Pinacol Arylboronates from Aromatic Amines

Boronic acids and esters are extremely versatile intermediates which have the potential to be transformed into a variety of other functional groups. We have highlighted a couple of examples of these in Trifluoromethylation of arylboronic acids by Cu-mediated CF3 radicals and Borylation feast.

Wang has just published an interesting method for the synthesis of pinacol arylboronates from aromatic amines. Unlike most other methods for introducing a pinacol boronate ester motif this chemistry is metal free and instead uses tert-butyl nitrite under Sandmeyer-type reaction conditions (Scheme 1).

Scheme 1 – Different routes to arylboronic acids or arylboronates

This paper presets optimised reactions conditions which build on Wang’s initial communication and removes the need for benzoyl peroxide (BPO). The best temperature examined for the reaction was at 80°C. It was found that at this temperature the addition of the radical initiator BPO had a negligible effect (Table 1). It was also shown that the use of toluene, DCE or dioxane and the 2 alternative alkyl nitrites all negatively affected the yield.

Table 1 – Optimised reaction conditions for 2-amino benzonitrile.

These optimised conditions were directly compared to those in Wang’s initial communication and it was seen that there was an increase in yield of between a 5% and 44% in all of the reactions attempted (Scheme 2).

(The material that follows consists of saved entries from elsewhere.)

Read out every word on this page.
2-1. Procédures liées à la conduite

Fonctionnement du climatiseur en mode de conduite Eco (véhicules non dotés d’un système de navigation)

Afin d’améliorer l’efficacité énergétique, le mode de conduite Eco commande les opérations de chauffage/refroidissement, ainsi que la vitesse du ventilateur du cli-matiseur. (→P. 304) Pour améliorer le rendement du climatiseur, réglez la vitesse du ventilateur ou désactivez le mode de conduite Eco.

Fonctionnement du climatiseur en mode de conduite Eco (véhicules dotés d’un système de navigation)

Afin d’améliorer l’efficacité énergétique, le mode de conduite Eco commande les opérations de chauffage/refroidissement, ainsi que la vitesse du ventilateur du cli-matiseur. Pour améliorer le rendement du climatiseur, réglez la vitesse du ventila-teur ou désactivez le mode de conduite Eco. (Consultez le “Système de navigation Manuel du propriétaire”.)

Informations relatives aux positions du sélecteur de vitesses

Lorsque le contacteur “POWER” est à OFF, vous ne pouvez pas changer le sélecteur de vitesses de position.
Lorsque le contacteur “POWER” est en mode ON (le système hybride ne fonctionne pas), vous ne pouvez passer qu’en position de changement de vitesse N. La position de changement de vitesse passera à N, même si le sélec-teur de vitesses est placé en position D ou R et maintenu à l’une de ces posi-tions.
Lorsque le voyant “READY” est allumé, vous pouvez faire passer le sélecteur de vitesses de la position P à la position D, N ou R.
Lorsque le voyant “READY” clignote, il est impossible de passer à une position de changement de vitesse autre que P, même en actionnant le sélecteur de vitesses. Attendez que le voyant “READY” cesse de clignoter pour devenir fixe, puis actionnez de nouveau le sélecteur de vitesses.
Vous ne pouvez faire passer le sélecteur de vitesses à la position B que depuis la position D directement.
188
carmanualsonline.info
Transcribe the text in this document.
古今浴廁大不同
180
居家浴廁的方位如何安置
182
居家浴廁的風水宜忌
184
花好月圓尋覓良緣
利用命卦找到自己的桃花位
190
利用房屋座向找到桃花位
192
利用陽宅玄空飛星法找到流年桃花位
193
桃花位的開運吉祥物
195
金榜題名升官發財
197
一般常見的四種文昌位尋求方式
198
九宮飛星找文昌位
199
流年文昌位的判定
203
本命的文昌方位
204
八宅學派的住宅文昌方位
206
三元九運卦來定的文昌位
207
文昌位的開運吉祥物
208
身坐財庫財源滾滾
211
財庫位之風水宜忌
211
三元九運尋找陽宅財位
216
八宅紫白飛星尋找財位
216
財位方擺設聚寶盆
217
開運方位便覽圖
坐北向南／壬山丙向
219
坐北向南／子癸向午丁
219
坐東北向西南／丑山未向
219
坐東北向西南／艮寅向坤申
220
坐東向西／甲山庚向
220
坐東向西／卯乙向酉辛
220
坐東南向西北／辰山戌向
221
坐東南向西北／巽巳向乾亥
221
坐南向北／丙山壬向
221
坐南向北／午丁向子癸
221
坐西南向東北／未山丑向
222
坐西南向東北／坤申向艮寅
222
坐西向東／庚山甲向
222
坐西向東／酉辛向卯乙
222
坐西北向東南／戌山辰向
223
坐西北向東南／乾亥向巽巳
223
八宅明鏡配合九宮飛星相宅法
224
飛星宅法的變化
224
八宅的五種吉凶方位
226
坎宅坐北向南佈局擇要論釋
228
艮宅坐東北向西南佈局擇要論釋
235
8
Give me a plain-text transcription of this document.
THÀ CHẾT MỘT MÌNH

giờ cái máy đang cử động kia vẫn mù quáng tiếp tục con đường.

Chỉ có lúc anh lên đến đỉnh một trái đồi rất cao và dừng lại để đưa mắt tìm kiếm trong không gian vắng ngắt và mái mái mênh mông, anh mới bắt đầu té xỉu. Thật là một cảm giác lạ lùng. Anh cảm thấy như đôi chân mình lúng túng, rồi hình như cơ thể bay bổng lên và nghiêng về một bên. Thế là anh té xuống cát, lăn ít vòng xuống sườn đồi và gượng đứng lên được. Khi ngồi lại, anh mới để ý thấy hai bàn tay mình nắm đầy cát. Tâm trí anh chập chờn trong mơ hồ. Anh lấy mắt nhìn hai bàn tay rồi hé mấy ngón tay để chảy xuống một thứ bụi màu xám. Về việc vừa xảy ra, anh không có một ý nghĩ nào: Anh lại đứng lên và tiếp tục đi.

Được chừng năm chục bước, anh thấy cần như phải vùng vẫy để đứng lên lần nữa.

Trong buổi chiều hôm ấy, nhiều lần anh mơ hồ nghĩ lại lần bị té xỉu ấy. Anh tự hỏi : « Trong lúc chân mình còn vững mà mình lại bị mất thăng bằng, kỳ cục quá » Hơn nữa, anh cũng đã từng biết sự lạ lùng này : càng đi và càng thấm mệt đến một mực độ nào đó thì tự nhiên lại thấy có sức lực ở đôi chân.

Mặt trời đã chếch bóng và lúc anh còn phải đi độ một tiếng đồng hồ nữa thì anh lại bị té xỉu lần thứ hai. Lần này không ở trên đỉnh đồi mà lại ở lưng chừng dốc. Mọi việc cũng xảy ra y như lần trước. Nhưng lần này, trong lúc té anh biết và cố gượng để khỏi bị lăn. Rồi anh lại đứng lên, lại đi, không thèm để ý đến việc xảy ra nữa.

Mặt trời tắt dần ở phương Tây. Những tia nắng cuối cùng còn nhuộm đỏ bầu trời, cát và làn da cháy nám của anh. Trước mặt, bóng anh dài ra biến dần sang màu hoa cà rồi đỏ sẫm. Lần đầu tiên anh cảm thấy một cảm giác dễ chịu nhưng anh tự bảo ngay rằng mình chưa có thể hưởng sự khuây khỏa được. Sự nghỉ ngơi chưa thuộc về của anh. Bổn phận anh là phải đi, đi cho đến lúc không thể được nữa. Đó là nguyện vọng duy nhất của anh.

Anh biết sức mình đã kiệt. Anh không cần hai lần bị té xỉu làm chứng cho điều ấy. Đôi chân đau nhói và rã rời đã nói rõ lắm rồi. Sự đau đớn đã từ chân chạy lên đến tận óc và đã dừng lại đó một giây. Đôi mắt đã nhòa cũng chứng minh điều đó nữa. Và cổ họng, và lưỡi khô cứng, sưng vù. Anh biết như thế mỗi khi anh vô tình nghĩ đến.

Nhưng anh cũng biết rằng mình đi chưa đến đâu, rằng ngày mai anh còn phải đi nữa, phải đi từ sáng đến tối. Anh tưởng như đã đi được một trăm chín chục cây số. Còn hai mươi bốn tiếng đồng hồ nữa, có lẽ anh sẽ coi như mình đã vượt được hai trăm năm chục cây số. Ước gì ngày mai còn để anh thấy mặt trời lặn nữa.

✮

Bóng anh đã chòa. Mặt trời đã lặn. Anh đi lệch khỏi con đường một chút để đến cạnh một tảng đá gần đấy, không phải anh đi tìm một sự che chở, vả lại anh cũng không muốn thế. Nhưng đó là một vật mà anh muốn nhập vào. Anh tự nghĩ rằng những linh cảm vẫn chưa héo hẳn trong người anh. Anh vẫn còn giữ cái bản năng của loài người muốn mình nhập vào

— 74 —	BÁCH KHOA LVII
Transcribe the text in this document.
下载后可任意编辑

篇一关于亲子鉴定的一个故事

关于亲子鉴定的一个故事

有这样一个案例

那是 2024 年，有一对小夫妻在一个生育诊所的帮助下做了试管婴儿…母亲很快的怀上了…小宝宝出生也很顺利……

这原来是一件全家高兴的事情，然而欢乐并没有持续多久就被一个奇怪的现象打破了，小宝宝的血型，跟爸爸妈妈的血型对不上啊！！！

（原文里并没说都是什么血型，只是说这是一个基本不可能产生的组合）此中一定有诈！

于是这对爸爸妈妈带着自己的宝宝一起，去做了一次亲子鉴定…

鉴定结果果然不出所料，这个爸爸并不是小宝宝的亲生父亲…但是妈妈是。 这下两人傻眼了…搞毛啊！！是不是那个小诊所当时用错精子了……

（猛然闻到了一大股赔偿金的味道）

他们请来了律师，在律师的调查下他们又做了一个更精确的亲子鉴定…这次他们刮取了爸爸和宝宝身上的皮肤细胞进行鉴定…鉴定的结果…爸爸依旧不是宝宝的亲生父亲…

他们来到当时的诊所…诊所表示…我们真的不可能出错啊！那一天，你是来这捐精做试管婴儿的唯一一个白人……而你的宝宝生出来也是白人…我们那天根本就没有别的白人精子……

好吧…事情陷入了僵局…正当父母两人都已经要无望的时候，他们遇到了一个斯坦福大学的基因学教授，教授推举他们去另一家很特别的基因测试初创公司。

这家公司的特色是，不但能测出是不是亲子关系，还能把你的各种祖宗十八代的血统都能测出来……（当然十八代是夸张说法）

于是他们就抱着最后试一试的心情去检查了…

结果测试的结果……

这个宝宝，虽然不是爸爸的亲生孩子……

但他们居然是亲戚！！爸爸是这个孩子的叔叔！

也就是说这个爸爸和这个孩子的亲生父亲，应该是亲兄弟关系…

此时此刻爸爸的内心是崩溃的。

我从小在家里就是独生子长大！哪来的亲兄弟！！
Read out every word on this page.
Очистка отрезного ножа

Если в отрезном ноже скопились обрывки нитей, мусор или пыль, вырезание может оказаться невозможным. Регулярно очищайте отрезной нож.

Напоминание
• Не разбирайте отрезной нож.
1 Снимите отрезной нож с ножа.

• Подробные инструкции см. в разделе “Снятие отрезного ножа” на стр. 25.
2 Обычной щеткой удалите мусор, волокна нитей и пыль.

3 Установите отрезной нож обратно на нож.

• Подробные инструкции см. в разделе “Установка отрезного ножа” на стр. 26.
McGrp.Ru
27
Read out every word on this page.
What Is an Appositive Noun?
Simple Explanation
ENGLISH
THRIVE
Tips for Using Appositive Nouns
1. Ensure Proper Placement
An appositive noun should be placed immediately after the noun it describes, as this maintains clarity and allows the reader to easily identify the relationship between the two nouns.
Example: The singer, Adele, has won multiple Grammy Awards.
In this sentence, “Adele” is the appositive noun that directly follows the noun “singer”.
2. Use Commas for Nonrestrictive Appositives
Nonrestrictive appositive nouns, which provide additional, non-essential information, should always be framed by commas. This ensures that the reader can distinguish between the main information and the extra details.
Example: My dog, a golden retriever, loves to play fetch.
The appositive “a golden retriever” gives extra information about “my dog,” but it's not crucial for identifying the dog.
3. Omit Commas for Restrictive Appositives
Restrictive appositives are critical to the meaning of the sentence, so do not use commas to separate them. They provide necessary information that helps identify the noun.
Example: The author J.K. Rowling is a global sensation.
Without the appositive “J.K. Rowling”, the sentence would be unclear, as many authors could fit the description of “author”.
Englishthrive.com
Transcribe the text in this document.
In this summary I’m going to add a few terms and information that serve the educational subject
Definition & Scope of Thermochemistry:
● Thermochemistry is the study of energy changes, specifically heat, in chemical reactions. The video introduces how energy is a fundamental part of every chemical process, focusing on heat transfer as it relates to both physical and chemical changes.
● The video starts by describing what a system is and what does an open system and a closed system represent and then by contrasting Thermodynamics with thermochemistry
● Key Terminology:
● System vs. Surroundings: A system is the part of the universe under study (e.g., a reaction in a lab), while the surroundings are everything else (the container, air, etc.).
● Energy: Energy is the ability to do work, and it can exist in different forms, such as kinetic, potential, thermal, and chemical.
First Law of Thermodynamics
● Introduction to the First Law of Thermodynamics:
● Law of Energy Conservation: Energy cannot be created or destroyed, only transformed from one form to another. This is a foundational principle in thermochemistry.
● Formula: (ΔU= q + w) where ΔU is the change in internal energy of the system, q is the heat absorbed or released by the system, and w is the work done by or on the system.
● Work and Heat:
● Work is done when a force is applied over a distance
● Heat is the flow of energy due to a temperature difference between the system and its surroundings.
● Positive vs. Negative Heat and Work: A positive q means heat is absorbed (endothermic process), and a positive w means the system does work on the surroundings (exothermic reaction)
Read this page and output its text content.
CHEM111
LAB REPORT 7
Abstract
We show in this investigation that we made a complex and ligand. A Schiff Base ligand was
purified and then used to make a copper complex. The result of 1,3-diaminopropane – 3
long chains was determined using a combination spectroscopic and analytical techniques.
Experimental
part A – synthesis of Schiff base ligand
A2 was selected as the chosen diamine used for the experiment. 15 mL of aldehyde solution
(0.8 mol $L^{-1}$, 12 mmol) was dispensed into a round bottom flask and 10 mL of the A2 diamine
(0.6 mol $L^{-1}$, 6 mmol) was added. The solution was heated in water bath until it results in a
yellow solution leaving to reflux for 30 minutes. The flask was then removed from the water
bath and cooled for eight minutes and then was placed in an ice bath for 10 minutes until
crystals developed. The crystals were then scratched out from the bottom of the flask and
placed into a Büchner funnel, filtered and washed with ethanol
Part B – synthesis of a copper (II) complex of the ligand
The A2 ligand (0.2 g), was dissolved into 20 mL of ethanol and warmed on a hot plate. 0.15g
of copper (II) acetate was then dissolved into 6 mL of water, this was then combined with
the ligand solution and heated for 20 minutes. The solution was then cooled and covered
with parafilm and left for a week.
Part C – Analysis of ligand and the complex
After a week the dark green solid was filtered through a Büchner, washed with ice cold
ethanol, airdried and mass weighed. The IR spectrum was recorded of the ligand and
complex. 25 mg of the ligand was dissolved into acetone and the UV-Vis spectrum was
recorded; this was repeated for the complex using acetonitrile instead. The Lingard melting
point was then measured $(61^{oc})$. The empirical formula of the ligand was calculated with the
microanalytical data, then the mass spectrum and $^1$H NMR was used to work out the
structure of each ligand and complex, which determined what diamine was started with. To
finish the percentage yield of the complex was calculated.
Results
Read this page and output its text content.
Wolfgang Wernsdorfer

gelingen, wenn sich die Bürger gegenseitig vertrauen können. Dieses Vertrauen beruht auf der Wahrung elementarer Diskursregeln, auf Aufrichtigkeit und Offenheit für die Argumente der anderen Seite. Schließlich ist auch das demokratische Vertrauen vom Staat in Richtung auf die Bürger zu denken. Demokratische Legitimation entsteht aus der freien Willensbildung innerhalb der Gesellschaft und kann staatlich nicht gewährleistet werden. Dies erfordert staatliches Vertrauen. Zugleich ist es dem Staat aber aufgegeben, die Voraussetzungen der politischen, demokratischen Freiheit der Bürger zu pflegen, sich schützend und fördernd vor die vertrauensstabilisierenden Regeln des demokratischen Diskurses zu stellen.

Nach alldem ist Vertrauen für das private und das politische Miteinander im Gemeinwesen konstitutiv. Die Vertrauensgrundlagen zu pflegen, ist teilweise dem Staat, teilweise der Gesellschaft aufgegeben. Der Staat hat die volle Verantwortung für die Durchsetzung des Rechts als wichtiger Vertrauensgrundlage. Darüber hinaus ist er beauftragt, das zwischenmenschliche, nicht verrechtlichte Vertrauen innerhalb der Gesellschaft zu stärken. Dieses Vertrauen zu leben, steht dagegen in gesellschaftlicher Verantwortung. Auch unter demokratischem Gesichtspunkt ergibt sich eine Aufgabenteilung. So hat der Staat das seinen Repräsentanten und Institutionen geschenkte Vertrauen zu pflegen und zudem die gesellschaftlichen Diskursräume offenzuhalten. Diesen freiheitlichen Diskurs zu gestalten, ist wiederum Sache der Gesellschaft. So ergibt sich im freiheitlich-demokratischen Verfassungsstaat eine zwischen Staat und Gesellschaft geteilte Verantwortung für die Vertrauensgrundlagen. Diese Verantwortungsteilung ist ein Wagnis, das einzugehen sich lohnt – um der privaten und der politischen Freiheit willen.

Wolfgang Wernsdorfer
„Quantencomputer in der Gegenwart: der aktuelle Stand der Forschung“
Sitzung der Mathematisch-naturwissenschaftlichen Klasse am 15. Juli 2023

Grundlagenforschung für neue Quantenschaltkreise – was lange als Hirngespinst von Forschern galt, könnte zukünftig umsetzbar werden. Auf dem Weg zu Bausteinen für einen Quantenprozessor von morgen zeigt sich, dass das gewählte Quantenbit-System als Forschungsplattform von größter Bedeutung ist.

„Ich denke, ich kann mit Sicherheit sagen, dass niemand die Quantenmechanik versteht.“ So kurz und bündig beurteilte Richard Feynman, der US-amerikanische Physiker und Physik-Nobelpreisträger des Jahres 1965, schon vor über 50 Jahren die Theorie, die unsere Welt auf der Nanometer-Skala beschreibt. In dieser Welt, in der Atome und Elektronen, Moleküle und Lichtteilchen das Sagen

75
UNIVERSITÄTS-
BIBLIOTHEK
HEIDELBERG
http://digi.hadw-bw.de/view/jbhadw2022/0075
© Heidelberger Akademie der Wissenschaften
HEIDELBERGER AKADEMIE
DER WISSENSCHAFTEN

Scheme 3 – Scope of para-substituted aniline derivatives

When the reaction of meta, ortho or multi-substituted anilines was attempted lower yields were observed when compared to the para-substituted analogues (scheme 4). The steric hindrance of the ortho-substituted anilines could explain the lower yields observed for these reactions. Also, in general, it was seen that electron rich aromatic rings gave lower yields than those with electron withdrawing groups. This could be explained by the mechanism that Wang goes on to propose and the extra stability that an electron withdrawing group would give in the transition state.

Scheme 4 – Reaction of meta, ortho or multi-substituted anilines

Whilst expanding the scope of this reaction to include other aromatic and heterocyclic amines the previous observations were confirmed with electron deficient compounds giving higher yields than electron rich (scheme 5). The authors report that the electron rich aromatic amines are prone to oxidation by t-BuONO resulting in lower yields of the boronated product. They also note a lack of stability of these heterocyclic boronate esters to silica gel column chromatography.

Scheme 5 – Other aromatic anilines

To overcome the problem of purification and isolation of these unstable boronate esters Wang developed a sequential borylation and palladium catalysed cross coupling reaction (scheme 6). This procedure was able to give an increased combined yield of 41% for flavone 6e over 2 steps compared to only 32% for the boronate ester intermediate 5db (scheme 5). The low yields of compounds 6r and 6s could be due to the inherent instability of the α-hetero boronate ester intermediates to proto-deboronate.

Scheme 6 – Sequential borylation and palladium catalysed cross-coupling reaction

Wang has proposed a possible radical mechanism for this reaction (scheme 7). The first step is the formation of a tetra-coordinate boron complex (A) of B₂pin₂ with tert-butoxide anion. A single electron transfer then occurs between the ate complex A and the aryldiazonium moiety to give radicals B and C. Intermediate B is then able to extrude N₂ to give aryl radical D which is able to react with intermediate C to give the boronate ester product. To substantiate this mechanism Wang added 1.5 equivalents of a radical scavenger (TEMPO). He found that the reaction was sluggish and after 4 hours phenyl boronate ester was only formed in an 8% yield. In a control reaction he showed that no reaction was seen between TEMPO and B₂pin₂. In another reaction Wang heated a 1:1 mixture of BPO and B₂pin₂ at 100°C for 4 hours. This gave a 37% yield of phenyl boronate ester was formed which supports the aryl radical mechanism. However when he attempted to synthesise the aryl radical from PhI, Bu₃SnH and AIBN and then to react this with B₂pin₂ only a 7% yield of the desired product was isolated. Due to this result Wang was not able to rule out the possibility of an anionic mechanism of nucleophilic aromatic substitution of the aryldiazonium salt by the boron ate complex.

Scheme 7 – Possible reaction mechanism

This paper builds substantially on the work that Wang had previously published with a simplification of the reaction conditions and further exploration of the scope of this reaction. He has been able to overcome the problem of purifying unstable boronate esters and showed that they can be taken through a Suzuki reaction successfully without the need for any work-up or purification. Overall this reaction provides a very simple, practical and scalable method to synthesise boronate esters from various aromatic amines.